TIE ME SUFRE (TEAH MAY SUFRAY)
This piece expresses pain and passion from the loss of loved ones in all our lives, with the hope of someday reuniting with them.
Traditional supporting drum, bell, and rattle rhythms from the Adowa funeral music of the Ashanti people of Ghana are joined with a melody by David Bindman. First performed by the Talking Drums ensemble with lyrics by Maxwell Akomeah Amoh, our version is in a looser, more jazz oriented style.
During the guitar solo the three-stroke high hat pattern - based on an Adowa ntrowa rattle variation - creates another layer of time and allows the music to be heard from more than one beat perspective, adding a new feel to the drumset and ensemble.
SOLOS: David Bindman, tenor saxophone, and Kevin McNeal, guitar.
c 1995, the Ashanti people of Ghana, David Bindman.
Rhythmic arrangement, c 1991, royal hartigan.
PAPAGO-SAGUARO SONG
I have adapted this solo flute melody of the Papago and Saguaro peoples of the Southwest in an ensemble setting to portray the harmony of Native American philosophy and lifeways with nature. The guitar, bass, flute, and percussion (drums, cymbals, and rattles) voices create lines together which parallel the weaving of baskets, construction of a house, or interacting with the solitude and peacefulness of the deep woodlands. It is set in a 23 pulse time cycle.
SOLOS: collective ensemble solo, David Bindman, flute; Kevin McNeal, guitar; Wes Brown, bass; royal hartigan drums, cymbals, and rattles.
c 1992 the Papago and Saguaro peoples of North America, royal hartigan.
EVE (EH VAY)
This work is inspired by the music and dance of the Eve people of southeastern Ghana, and is dedicated to master dancer and drummer Freeman Kwadzo Donkor. It follows a West African musical practice, with changes throughout cued by the drum - here drumset rather than a master drummer - as opposed to a set chord progression, melody, or form. Its rhythms and melodic themes are derived from Eve dance drama repertoire.
The piece begins with drumset stating supporting rhythms from the Agbekor warrior music - kidi on snare drum with snares released, totodzi on floor tom, kloboto on bass drum, and a kaganu variation on high hat. A short call brings in the ensemble, whose A-B-A theme is a song melody from the Gadzo warrior music. Drumset explodes the Gadzo support rhythms, with the ganugbagba bell pattern on cymbal bell, and high-low donno drum tones on high and low toms. A donno variation accompanies the theme's 'B' section.

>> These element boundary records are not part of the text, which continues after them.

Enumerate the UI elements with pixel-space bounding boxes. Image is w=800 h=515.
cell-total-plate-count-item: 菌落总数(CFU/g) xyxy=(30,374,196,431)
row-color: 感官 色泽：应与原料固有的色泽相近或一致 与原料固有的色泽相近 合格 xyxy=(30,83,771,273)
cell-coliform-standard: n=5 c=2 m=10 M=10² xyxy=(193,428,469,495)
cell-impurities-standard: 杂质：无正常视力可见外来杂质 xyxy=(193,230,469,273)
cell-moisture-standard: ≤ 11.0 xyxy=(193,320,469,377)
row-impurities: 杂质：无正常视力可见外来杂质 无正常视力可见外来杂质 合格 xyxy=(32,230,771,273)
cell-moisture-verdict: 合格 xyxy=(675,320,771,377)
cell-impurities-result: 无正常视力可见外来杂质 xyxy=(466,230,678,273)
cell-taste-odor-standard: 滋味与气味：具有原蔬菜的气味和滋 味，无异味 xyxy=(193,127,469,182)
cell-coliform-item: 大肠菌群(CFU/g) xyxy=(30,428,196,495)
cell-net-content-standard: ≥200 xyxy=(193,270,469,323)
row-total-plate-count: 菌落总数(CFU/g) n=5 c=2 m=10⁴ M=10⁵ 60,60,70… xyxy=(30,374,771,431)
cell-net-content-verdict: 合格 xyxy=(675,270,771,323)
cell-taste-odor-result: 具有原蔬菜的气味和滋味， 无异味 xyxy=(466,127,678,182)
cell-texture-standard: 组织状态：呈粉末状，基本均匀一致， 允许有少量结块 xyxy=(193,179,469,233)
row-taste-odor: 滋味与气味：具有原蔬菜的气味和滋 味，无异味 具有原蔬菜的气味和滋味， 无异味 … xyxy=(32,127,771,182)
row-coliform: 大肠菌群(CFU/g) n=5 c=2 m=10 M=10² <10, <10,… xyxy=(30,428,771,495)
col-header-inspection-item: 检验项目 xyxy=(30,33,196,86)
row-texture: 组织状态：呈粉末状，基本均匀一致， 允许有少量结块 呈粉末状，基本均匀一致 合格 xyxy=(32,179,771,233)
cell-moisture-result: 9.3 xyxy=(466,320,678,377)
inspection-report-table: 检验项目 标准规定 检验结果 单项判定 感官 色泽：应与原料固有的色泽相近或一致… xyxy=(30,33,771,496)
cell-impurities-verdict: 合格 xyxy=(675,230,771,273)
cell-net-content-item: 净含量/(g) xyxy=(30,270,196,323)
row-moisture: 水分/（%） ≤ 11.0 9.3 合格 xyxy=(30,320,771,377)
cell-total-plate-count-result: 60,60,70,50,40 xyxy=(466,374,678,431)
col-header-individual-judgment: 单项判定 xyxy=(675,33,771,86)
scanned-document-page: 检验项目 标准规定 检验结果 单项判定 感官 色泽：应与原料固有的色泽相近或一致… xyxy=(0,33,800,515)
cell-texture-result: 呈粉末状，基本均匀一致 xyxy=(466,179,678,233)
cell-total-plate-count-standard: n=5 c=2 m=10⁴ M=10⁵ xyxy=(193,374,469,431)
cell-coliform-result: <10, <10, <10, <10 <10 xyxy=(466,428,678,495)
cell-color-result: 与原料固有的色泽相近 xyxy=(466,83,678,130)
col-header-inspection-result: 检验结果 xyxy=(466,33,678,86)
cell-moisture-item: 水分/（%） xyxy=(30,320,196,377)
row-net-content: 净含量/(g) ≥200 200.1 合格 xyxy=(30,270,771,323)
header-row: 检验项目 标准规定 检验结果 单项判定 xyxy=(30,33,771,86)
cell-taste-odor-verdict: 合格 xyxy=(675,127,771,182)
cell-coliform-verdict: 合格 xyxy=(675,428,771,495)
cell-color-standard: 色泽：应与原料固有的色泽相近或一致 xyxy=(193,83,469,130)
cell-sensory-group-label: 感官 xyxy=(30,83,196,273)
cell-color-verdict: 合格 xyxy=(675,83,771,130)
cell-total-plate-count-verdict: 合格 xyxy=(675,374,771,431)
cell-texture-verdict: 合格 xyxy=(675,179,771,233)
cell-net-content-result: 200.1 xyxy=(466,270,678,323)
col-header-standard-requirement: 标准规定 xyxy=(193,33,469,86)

After the opening theme, drumset plays a set of Gadzo kaganu drum variations with the bell pattern on cymbal, as a call to the contrabass. Wes Brown's extended bass solo is accompanied by the Gadzo bell pattern on snare rim, donno on bass drum, and kaganu on high hat with stick. This is followed by a series of supporting kidi, totodzi, and kloboto drum rhythms from Agbekor, and gankogui double bell variations from Hatsiatsia music, which signal the saxophone solo.
David Bindman begins alone and is joined by the ensemble in the intense Gadzo twelve-eight groove. Following the saxophone solo drum dialogues and rhythms from the Togo Atsia, Kpegisu, and Adzohu musics cue Kevin McNeal's guitar solo, at first unaccompanied, and later with the ensemble.
A final series of drum dialogues from Agbadza music call the Gadzo melodic themes, accompanied by Gadzo drum rhythms, and followed by a Coda on drumset mirroring the introductory Agbekor rhythms.
My idea is to use the high hat in different time feels - as one would play the axatse gourd rattle in Eve music - in the opening theme, bass solo, saxophone solo, and guitar solo, to provide another layer of time, and allow the listener to hear the music from more than one beat perspective. This is an important element of Ghanaian drumming, the ability to hear more than one beat series in a rhythm or ensemble of rhythms, and it can be adapted to the drumset in the African American tradition.
SOLOS: royal hartigan, drum; Wes Brown, bass; David Bindman, tenor saxophone; Kevin McNeal, guitar.
c 1993, the Eve people of Ghana, royal hartigan.